Things are getting a little heated now. In an unprecedented move, Apple has published its very first human rights policy in favor of favor speech, The Financial Times reports. It doesn't mention China explicitly, but it's clear that Apple wants to be seen to be complying with the September 5 deadline it has to present something concrete to shareholders.

Conscience versus cash — Throughout the four-page document where Apple outlines its new policies on free speech the company tries to strike a balance between respecting individual nations' laws and internationally recognized human rights. It states, for instance, that it recognizes and respects standards set by the United Nations:

We’re deeply committed to respecting internationally recognized human rights in our business operations, as set out in the United Nations International Bill of Human Rights and the International Labour Organization’s Declaration on Fundamental Principles and Rights at Work. Our approach is based on the UN Guiding Principles on Business and Human Rights. We conduct human rights due diligence to identify risks and work to mitigate them. We seek to remedy adverse impacts, track and measure our progress, and report our findings.

That said, immediately after that passage, Apple says that while it indeed views internationally recognized human rights with regard and gravity, it still must respect local laws in various countries. This is understandable as Cook's company could suffer mass damage to reputation and revenue if it chooses an interventionist position and tone. Also, it's job is to make money for shareholders, not cast moral aspersions on nation-states, no matter how objectionable some policies might be.

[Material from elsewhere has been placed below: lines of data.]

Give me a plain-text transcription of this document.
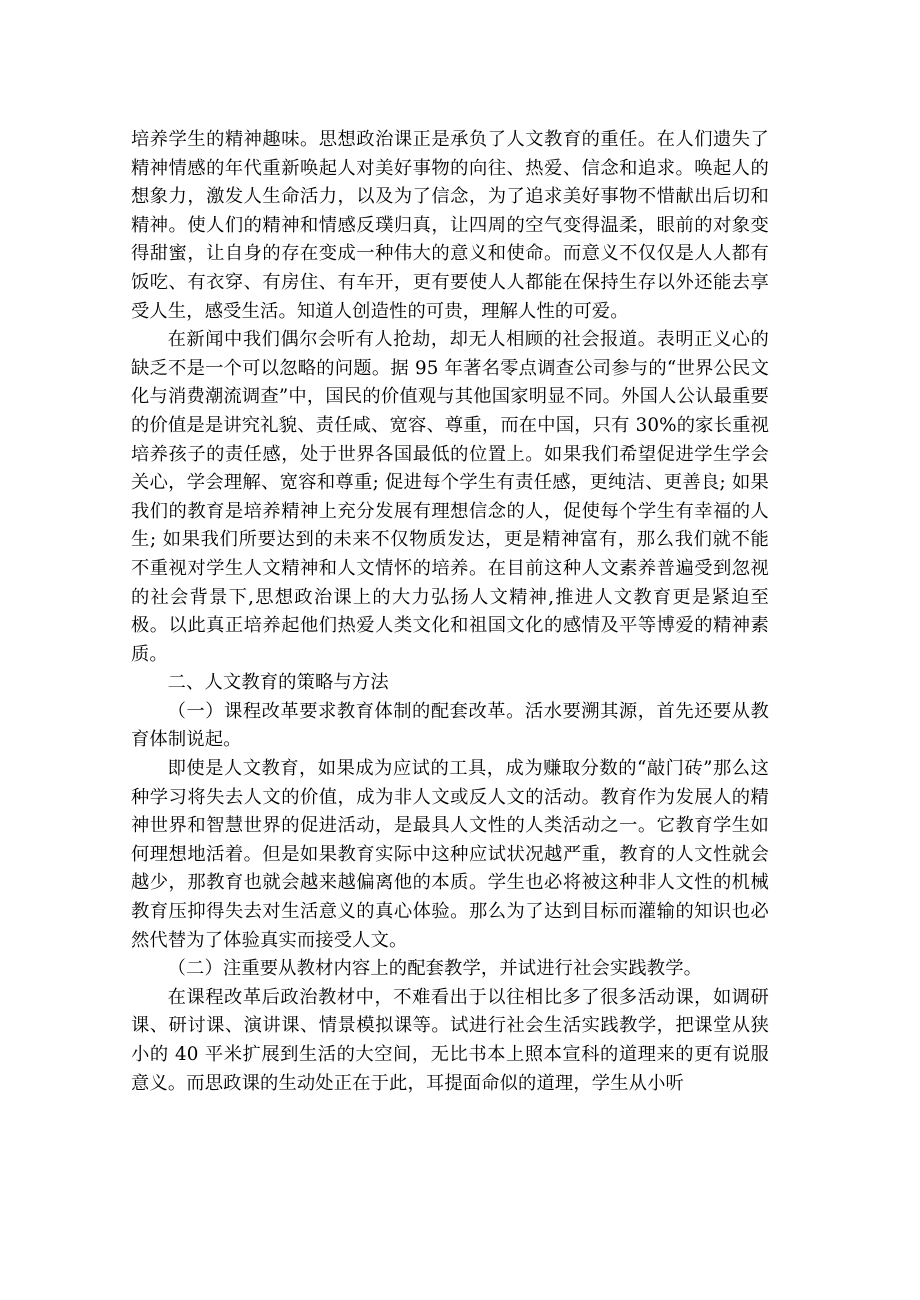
培养学生的精神趣味。思想政治课正是承负了人文教育的重任。在人们遗失了精神情感的年代重新唤起人对美好事物的向往、热爱、信念和追求。唤起人的想象力，激发人生命活力，以及为了信念，为了追求美好事物不惜献出后切和精神。使人们的精神和情感反璞归真，让四周的空气变得温柔，眼前的对象变得甜蜜，让自身的存在变成一种伟大的意义和使命。而意义不仅仅是人人都有饭吃、有衣穿、有房住、有车开，更有要使人人都能在保持生存以外还能去享受人生，感受生活。知道人创造性的可贵，理解人性的可爱。

在新闻中我们偶尔会听有人抢劫，却无人相顾的社会报道。表明正义心的缺乏不是一个可以忽略的问题。据 95 年著名零点调查公司参与的“世界公民文化与消费潮流调查”中，国民的价值观与其他国家明显不同。外国人公认最重要的价值是是讲究礼貌、责任咸、宽容、尊重，而在中国，只有 30%的家长重视培养孩子的责任感，处于世界各国最低的位置上。如果我们希望促进学生学会关心，学会理解、宽容和尊重; 促进每个学生有责任感，更纯洁、更善良; 如果我们的教育是培养精神上充分发展有理想信念的人，促使每个学生有幸福的人生; 如果我们所要达到的未来不仅物质发达，更是精神富有，那么我们就不能不重视对学生人文精神和人文情怀的培养。在目前这种人文素养普遍受到忽视的社会背景下,思想政治课上的大力弘扬人文精神,推进人文教育更是紧迫至极。以此真正培养起他们热爱人类文化和祖国文化的感情及平等博爱的精神素质。

二、人文教育的策略与方法

（一）课程改革要求教育体制的配套改革。活水要溯其源，首先还要从教育体制说起。

即使是人文教育，如果成为应试的工具，成为赚取分数的“敲门砖”那么这种学习将失去人文的价值，成为非人文或反人文的活动。教育作为发展人的精神世界和智慧世界的促进活动，是最具人文性的人类活动之一。它教育学生如何理想地活着。但是如果教育实际中这种应试状况越严重，教育的人文性就会越少，那教育也就会越来越偏离他的本质。学生也必将被这种非人文性的机械教育压抑得失去对生活意义的真心体验。那么为了达到目标而灌输的知识也必然代替为了体验真实而接受人文。

（二）注重要从教材内容上的配套教学，并试进行社会实践教学。

在课程改革后政治教材中，不难看出于以往相比多了很多活动课，如调研课、研讨课、演讲课、情景模拟课等。试进行社会生活实践教学，把课堂从狭小的 40 平米扩展到生活的大空间，无比书本上照本宣科的道理来的更有说服意义。而思政课的生动处正在于此，耳提面命似的道理，学生从小听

While juggling local and international laws, Apple also has to keep two other crowds happy: consumers and industry peers. Calibration is the name of the game, and Apple sounds desperate to satisfy everyone.

The inconvenient truth — For decades, much of the American tech sector has attempted to paint itself as politically neutral. That mask has arguably slipped more in the last two decades than ever. Facebook's most popular content comes from the right-hand side of the political spectrum, despite claims from conservatives the platform silences them. At the same time, Mark Zuckerberg issues passionate soundbites in favor of peace and equality while militant far-right groups freely organize on his network.

Apple, meanwhile, was accused of exploiting labor laws in China just last year, which doesn't exactly align with its promises to uphold international human rights. As ever, it's thanks to threatening their purses that tech giants are forced to change. Because unless shareholders are going to be affected, there's simply no incentive to be better.